One of the scariest parts of climate science is that various amplifying feedback effects that have come into play, and will do so more as the planet continues to warm. These feedbacks are almost certain to both accelerate the warming of the planet, and to make it continue long after humans have reduced or eliminated our societal carbon emissions. These amplifying feedbacks are why we know that barring nigh-miraculous new technology to pull carbon out of the atmosphere, the planet will continue warming for generations to come.

Fortunately, amplifying feedbacks are not the only responses to a warming climate. One suppressing feedback I heard about a while back is from the increasing number of icebergs breaking off the Antarctic and Greenland ice sheets as they melt into the ocean.

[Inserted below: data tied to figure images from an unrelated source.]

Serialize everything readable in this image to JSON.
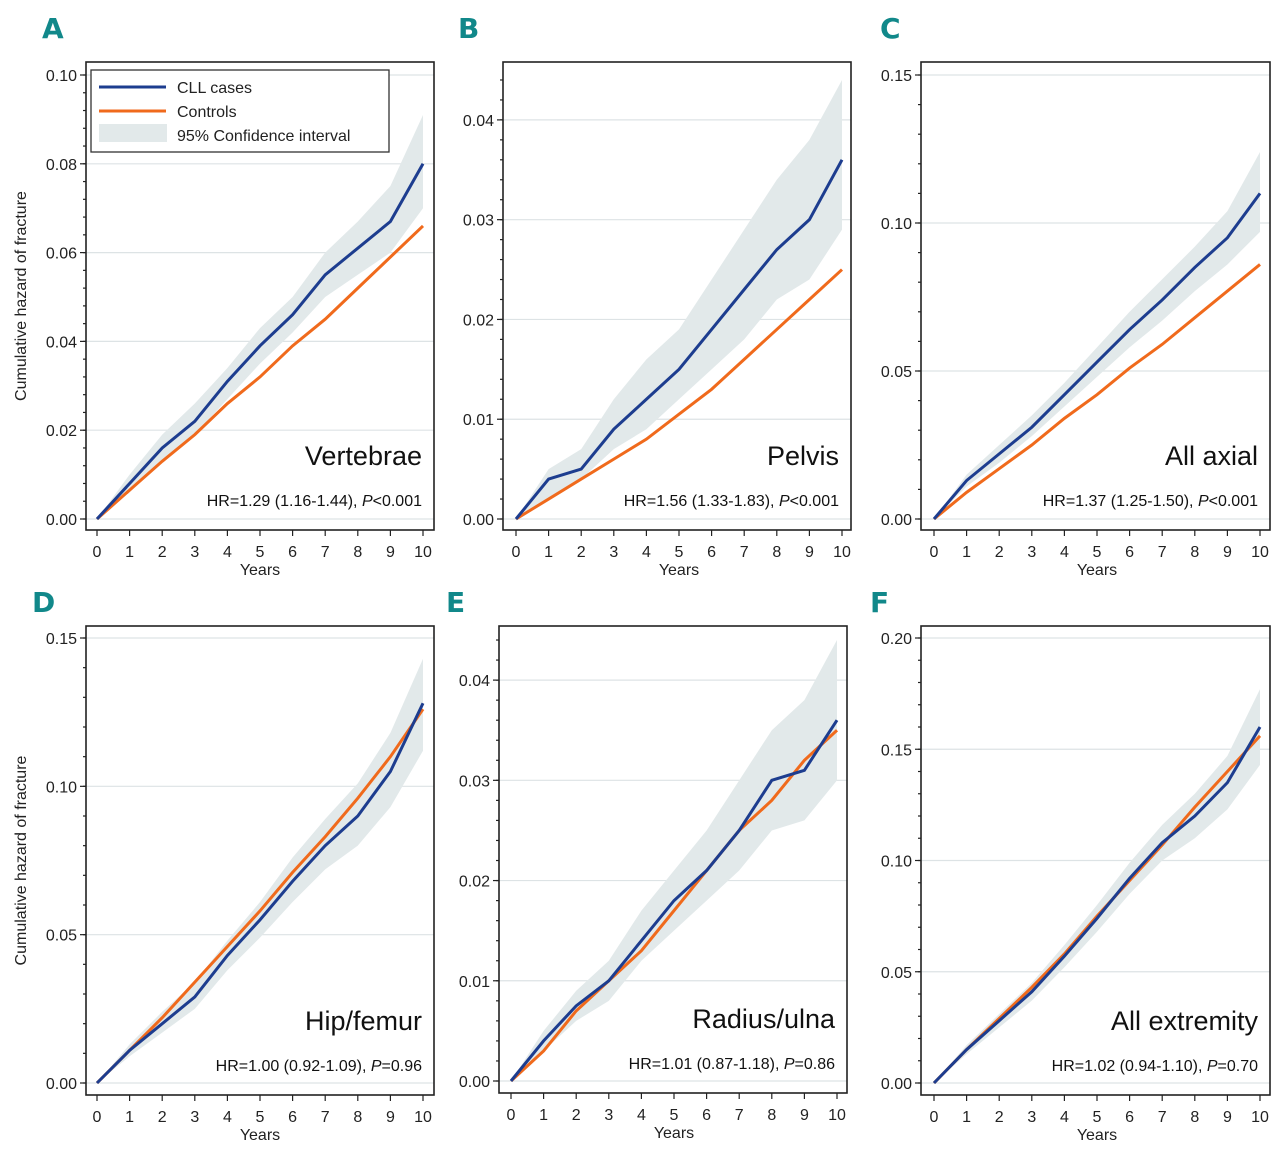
{
  "colors": {
    "cll": "#1d3d8f",
    "controls": "#f06a1c",
    "ci": "#e2e9ea",
    "panel_letter": "#11888a"
  },
  "legend": {
    "cll": "CLL cases",
    "controls": "Controls",
    "ci": "95% Confidence interval"
  },
  "chart_data": [
    {
      "type": "line",
      "panel": "A",
      "site": "Vertebrae",
      "hr_text": "HR=1.29 (1.16-1.44), ",
      "p_label": "P",
      "p_text": "<0.001",
      "xlabel": "Years",
      "ylabel": "Cumulative hazard of fracture",
      "xlim": [
        0,
        10
      ],
      "ylim": [
        0,
        0.1
      ],
      "yticks": [
        "0.00",
        "0.02",
        "0.04",
        "0.06",
        "0.08",
        "0.10"
      ],
      "xticks": [
        "0",
        "1",
        "2",
        "3",
        "4",
        "5",
        "6",
        "7",
        "8",
        "9",
        "10"
      ],
      "x": [
        0,
        1,
        2,
        3,
        4,
        5,
        6,
        7,
        8,
        9,
        10
      ],
      "series": [
        {
          "name": "CLL cases",
          "values": [
            0,
            0.008,
            0.016,
            0.022,
            0.031,
            0.039,
            0.046,
            0.055,
            0.061,
            0.067,
            0.08
          ]
        },
        {
          "name": "Controls",
          "values": [
            0,
            0.0065,
            0.013,
            0.019,
            0.026,
            0.032,
            0.039,
            0.045,
            0.052,
            0.059,
            0.066
          ]
        }
      ],
      "ci_upper": [
        0,
        0.01,
        0.019,
        0.026,
        0.034,
        0.043,
        0.05,
        0.06,
        0.067,
        0.075,
        0.091
      ],
      "ci_lower": [
        0,
        0.006,
        0.013,
        0.019,
        0.027,
        0.035,
        0.042,
        0.05,
        0.055,
        0.06,
        0.07
      ]
    },
    {
      "type": "line",
      "panel": "B",
      "site": "Pelvis",
      "hr_text": "HR=1.56 (1.33-1.83), ",
      "p_label": "P",
      "p_text": "<0.001",
      "xlabel": "Years",
      "ylabel": "",
      "xlim": [
        0,
        10
      ],
      "ylim": [
        0,
        0.045
      ],
      "yticks": [
        "0.00",
        "0.01",
        "0.02",
        "0.03",
        "0.04"
      ],
      "xticks": [
        "0",
        "1",
        "2",
        "3",
        "4",
        "5",
        "6",
        "7",
        "8",
        "9",
        "10"
      ],
      "x": [
        0,
        1,
        2,
        3,
        4,
        5,
        6,
        7,
        8,
        9,
        10
      ],
      "series": [
        {
          "name": "CLL cases",
          "values": [
            0,
            0.004,
            0.005,
            0.009,
            0.012,
            0.015,
            0.019,
            0.023,
            0.027,
            0.03,
            0.036
          ]
        },
        {
          "name": "Controls",
          "values": [
            0,
            0.002,
            0.004,
            0.006,
            0.008,
            0.0105,
            0.013,
            0.016,
            0.019,
            0.022,
            0.025
          ]
        }
      ],
      "ci_upper": [
        0,
        0.005,
        0.007,
        0.012,
        0.016,
        0.019,
        0.024,
        0.029,
        0.034,
        0.038,
        0.044
      ],
      "ci_lower": [
        0,
        0.002,
        0.004,
        0.007,
        0.009,
        0.012,
        0.015,
        0.018,
        0.022,
        0.024,
        0.029
      ]
    },
    {
      "type": "line",
      "panel": "C",
      "site": "All axial",
      "hr_text": "HR=1.37 (1.25-1.50), ",
      "p_label": "P",
      "p_text": "<0.001",
      "xlabel": "Years",
      "ylabel": "",
      "xlim": [
        0,
        10
      ],
      "ylim": [
        0,
        0.15
      ],
      "yticks": [
        "0.00",
        "0.05",
        "0.10",
        "0.15"
      ],
      "xticks": [
        "0",
        "1",
        "2",
        "3",
        "4",
        "5",
        "6",
        "7",
        "8",
        "9",
        "10"
      ],
      "x": [
        0,
        1,
        2,
        3,
        4,
        5,
        6,
        7,
        8,
        9,
        10
      ],
      "series": [
        {
          "name": "CLL cases",
          "values": [
            0,
            0.013,
            0.022,
            0.031,
            0.042,
            0.053,
            0.064,
            0.074,
            0.085,
            0.095,
            0.11
          ]
        },
        {
          "name": "Controls",
          "values": [
            0,
            0.009,
            0.017,
            0.025,
            0.034,
            0.042,
            0.051,
            0.059,
            0.068,
            0.077,
            0.086
          ]
        }
      ],
      "ci_upper": [
        0,
        0.015,
        0.025,
        0.035,
        0.046,
        0.058,
        0.07,
        0.081,
        0.092,
        0.104,
        0.124
      ],
      "ci_lower": [
        0,
        0.011,
        0.019,
        0.028,
        0.038,
        0.048,
        0.058,
        0.067,
        0.077,
        0.086,
        0.097
      ]
    },
    {
      "type": "line",
      "panel": "D",
      "site": "Hip/femur",
      "hr_text": "HR=1.00 (0.92-1.09), ",
      "p_label": "P",
      "p_text": "=0.96",
      "xlabel": "Years",
      "ylabel": "Cumulative hazard of fracture",
      "xlim": [
        0,
        10
      ],
      "ylim": [
        0,
        0.15
      ],
      "yticks": [
        "0.00",
        "0.05",
        "0.10",
        "0.15"
      ],
      "xticks": [
        "0",
        "1",
        "2",
        "3",
        "4",
        "5",
        "6",
        "7",
        "8",
        "9",
        "10"
      ],
      "x": [
        0,
        1,
        2,
        3,
        4,
        5,
        6,
        7,
        8,
        9,
        10
      ],
      "series": [
        {
          "name": "CLL cases",
          "values": [
            0,
            0.011,
            0.02,
            0.029,
            0.043,
            0.055,
            0.068,
            0.08,
            0.09,
            0.105,
            0.128
          ]
        },
        {
          "name": "Controls",
          "values": [
            0,
            0.011,
            0.022,
            0.034,
            0.046,
            0.058,
            0.071,
            0.083,
            0.096,
            0.11,
            0.126
          ]
        }
      ],
      "ci_upper": [
        0,
        0.013,
        0.024,
        0.034,
        0.048,
        0.061,
        0.076,
        0.089,
        0.101,
        0.118,
        0.143
      ],
      "ci_lower": [
        0,
        0.009,
        0.017,
        0.025,
        0.038,
        0.049,
        0.061,
        0.072,
        0.08,
        0.093,
        0.112
      ]
    },
    {
      "type": "line",
      "panel": "E",
      "site": "Radius/ulna",
      "hr_text": "HR=1.01 (0.87-1.18), ",
      "p_label": "P",
      "p_text": "=0.86",
      "xlabel": "Years",
      "ylabel": "",
      "xlim": [
        0,
        10
      ],
      "ylim": [
        0,
        0.045
      ],
      "yticks": [
        "0.00",
        "0.01",
        "0.02",
        "0.03",
        "0.04"
      ],
      "xticks": [
        "0",
        "1",
        "2",
        "3",
        "4",
        "5",
        "6",
        "7",
        "8",
        "9",
        "10"
      ],
      "x": [
        0,
        1,
        2,
        3,
        4,
        5,
        6,
        7,
        8,
        9,
        10
      ],
      "series": [
        {
          "name": "CLL cases",
          "values": [
            0,
            0.004,
            0.0075,
            0.01,
            0.014,
            0.018,
            0.021,
            0.025,
            0.03,
            0.031,
            0.036
          ]
        },
        {
          "name": "Controls",
          "values": [
            0,
            0.003,
            0.007,
            0.01,
            0.013,
            0.017,
            0.021,
            0.025,
            0.028,
            0.032,
            0.035
          ]
        }
      ],
      "ci_upper": [
        0,
        0.005,
        0.009,
        0.012,
        0.017,
        0.021,
        0.025,
        0.03,
        0.035,
        0.038,
        0.044
      ],
      "ci_lower": [
        0,
        0.003,
        0.006,
        0.008,
        0.012,
        0.015,
        0.018,
        0.021,
        0.025,
        0.026,
        0.03
      ]
    },
    {
      "type": "line",
      "panel": "F",
      "site": "All extremity",
      "hr_text": "HR=1.02 (0.94-1.10), ",
      "p_label": "P",
      "p_text": "=0.70",
      "xlabel": "Years",
      "ylabel": "",
      "xlim": [
        0,
        10
      ],
      "ylim": [
        0,
        0.2
      ],
      "yticks": [
        "0.00",
        "0.05",
        "0.10",
        "0.15",
        "0.20"
      ],
      "xticks": [
        "0",
        "1",
        "2",
        "3",
        "4",
        "5",
        "6",
        "7",
        "8",
        "9",
        "10"
      ],
      "x": [
        0,
        1,
        2,
        3,
        4,
        5,
        6,
        7,
        8,
        9,
        10
      ],
      "series": [
        {
          "name": "CLL cases",
          "values": [
            0,
            0.015,
            0.028,
            0.041,
            0.057,
            0.074,
            0.092,
            0.108,
            0.12,
            0.135,
            0.16
          ]
        },
        {
          "name": "Controls",
          "values": [
            0,
            0.015,
            0.029,
            0.043,
            0.058,
            0.075,
            0.091,
            0.107,
            0.124,
            0.14,
            0.156
          ]
        }
      ],
      "ci_upper": [
        0,
        0.017,
        0.031,
        0.045,
        0.062,
        0.08,
        0.099,
        0.116,
        0.13,
        0.147,
        0.177
      ],
      "ci_lower": [
        0,
        0.013,
        0.025,
        0.037,
        0.052,
        0.068,
        0.085,
        0.1,
        0.11,
        0.123,
        0.143
      ]
    }
  ]
}
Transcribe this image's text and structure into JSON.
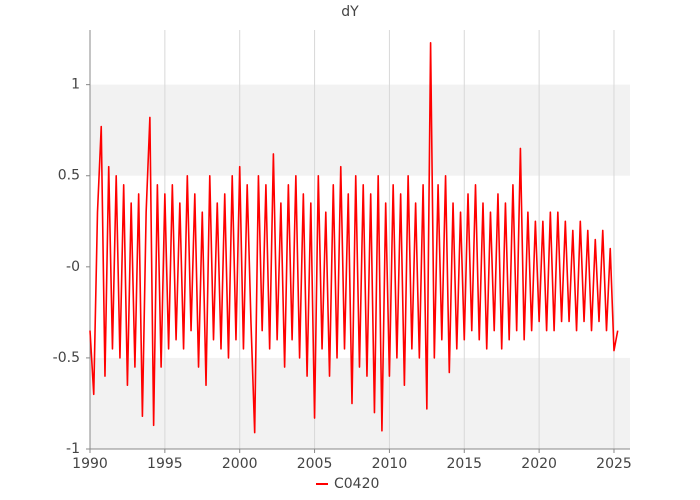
{
  "chart_data": {
    "type": "line",
    "title": "dY",
    "x": [
      1990,
      1990.25,
      1990.5,
      1990.75,
      1991,
      1991.25,
      1991.5,
      1991.75,
      1992,
      1992.25,
      1992.5,
      1992.75,
      1993,
      1993.25,
      1993.5,
      1993.75,
      1994,
      1994.25,
      1994.5,
      1994.75,
      1995,
      1995.25,
      1995.5,
      1995.75,
      1996,
      1996.25,
      1996.5,
      1996.75,
      1997,
      1997.25,
      1997.5,
      1997.75,
      1998,
      1998.25,
      1998.5,
      1998.75,
      1999,
      1999.25,
      1999.5,
      1999.75,
      2000,
      2000.25,
      2000.5,
      2000.75,
      2001,
      2001.25,
      2001.5,
      2001.75,
      2002,
      2002.25,
      2002.5,
      2002.75,
      2003,
      2003.25,
      2003.5,
      2003.75,
      2004,
      2004.25,
      2004.5,
      2004.75,
      2005,
      2005.25,
      2005.5,
      2005.75,
      2006,
      2006.25,
      2006.5,
      2006.75,
      2007,
      2007.25,
      2007.5,
      2007.75,
      2008,
      2008.25,
      2008.5,
      2008.75,
      2009,
      2009.25,
      2009.5,
      2009.75,
      2010,
      2010.25,
      2010.5,
      2010.75,
      2011,
      2011.25,
      2011.5,
      2011.75,
      2012,
      2012.25,
      2012.5,
      2012.75,
      2013,
      2013.25,
      2013.5,
      2013.75,
      2014,
      2014.25,
      2014.5,
      2014.75,
      2015,
      2015.25,
      2015.5,
      2015.75,
      2016,
      2016.25,
      2016.5,
      2016.75,
      2017,
      2017.25,
      2017.5,
      2017.75,
      2018,
      2018.25,
      2018.5,
      2018.75,
      2019,
      2019.25,
      2019.5,
      2019.75,
      2020,
      2020.25,
      2020.5,
      2020.75,
      2021,
      2021.25,
      2021.5,
      2021.75,
      2022,
      2022.25,
      2022.5,
      2022.75,
      2023,
      2023.25,
      2023.5,
      2023.75,
      2024,
      2024.25,
      2024.5,
      2024.75,
      2025,
      2025.25
    ],
    "series": [
      {
        "name": "C0420",
        "color": "#ff0000",
        "values": [
          -0.35,
          -0.7,
          0.3,
          0.77,
          -0.6,
          0.55,
          -0.45,
          0.5,
          -0.5,
          0.45,
          -0.65,
          0.35,
          -0.55,
          0.4,
          -0.82,
          0.3,
          0.82,
          -0.87,
          0.45,
          -0.55,
          0.4,
          -0.45,
          0.45,
          -0.4,
          0.35,
          -0.45,
          0.5,
          -0.35,
          0.4,
          -0.55,
          0.3,
          -0.65,
          0.5,
          -0.4,
          0.35,
          -0.45,
          0.4,
          -0.5,
          0.5,
          -0.4,
          0.55,
          -0.45,
          0.45,
          -0.3,
          -0.91,
          0.5,
          -0.35,
          0.45,
          -0.45,
          0.62,
          -0.4,
          0.35,
          -0.55,
          0.45,
          -0.4,
          0.5,
          -0.5,
          0.4,
          -0.6,
          0.35,
          -0.83,
          0.5,
          -0.45,
          0.3,
          -0.6,
          0.45,
          -0.5,
          0.55,
          -0.45,
          0.4,
          -0.75,
          0.5,
          -0.55,
          0.45,
          -0.6,
          0.4,
          -0.8,
          0.5,
          -0.9,
          0.35,
          -0.6,
          0.45,
          -0.5,
          0.4,
          -0.65,
          0.5,
          -0.45,
          0.35,
          -0.5,
          0.45,
          -0.78,
          1.23,
          -0.5,
          0.45,
          -0.4,
          0.5,
          -0.58,
          0.35,
          -0.45,
          0.3,
          -0.4,
          0.4,
          -0.35,
          0.45,
          -0.4,
          0.35,
          -0.45,
          0.3,
          -0.35,
          0.4,
          -0.45,
          0.35,
          -0.4,
          0.45,
          -0.35,
          0.65,
          -0.4,
          0.3,
          -0.35,
          0.25,
          -0.3,
          0.25,
          -0.35,
          0.3,
          -0.35,
          0.3,
          -0.3,
          0.25,
          -0.3,
          0.2,
          -0.35,
          0.25,
          -0.3,
          0.2,
          -0.35,
          0.15,
          -0.3,
          0.2,
          -0.35,
          0.1,
          -0.46,
          -0.35
        ]
      }
    ],
    "xlim": [
      1990,
      2026.07
    ],
    "xticks": [
      1990,
      1995,
      2000,
      2005,
      2010,
      2015,
      2020,
      2025
    ],
    "ylim": [
      -1,
      1.3
    ],
    "yticks": [
      -1,
      -0.5,
      {
        "value": 0,
        "label": "-0"
      },
      0.5,
      1
    ],
    "grid": true
  }
}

The icebergs have a fertilizing effect on the water around them, increasing algal growth, and pulling CO2 out of the atmosphere. It’s not much, but as long as we’ve got ice sheets falling into the ocean, it’s going to keep capturing just a little more CO2 than would be captured without them.

New materials from NASA indicate that, as expected, the warming of the Arctic has had a “greening effect” on northern land masses. This means more photosynthesis, which means more CO2 being captured and stored as plant matter. It’s not clear how big of an effect this will end up being, or how it will compare to loss of primary productivity in other areas due to drought, but it will be some help in slowing the increase in greenhouse gas levels from a thawing, rotting permafrost, and so it will buy us just a little bit more time to get our act together.

Image shows a satellite representation of Canada and Alaska, with some areas shaded in green, particularly in northern Canada. Some areas are also shaded brown. The green indicates an increase in plant growth, and the brown indicates a decrease.

Using 29 years of data from Landsat satellites, researchers at NASA have found extensive greening in the vegetation across Alaska and Canada. Rapidly increasing temperatures in the Arctic have led to longer growing seasons and changing soils for the plants. Scientists have observed grassy tundras changing to scrublands, and shrub growing bigger and denser. From 1984-2012, extensive greening has occurred in the tundra of Western Alaska, the northern coast of Canada, and the tundra of Quebec and Labrador.
Credit: NASA’s Goddard Space Flight Center/Cindy Starr

Comments

  1. StevoR says

    Small comfort indeed. The last gifts of dying ice. It won’t buy us much time will it?

    We’ve already had – and wasted so much time. We still are, sadly,

    Still, this is something and is good news.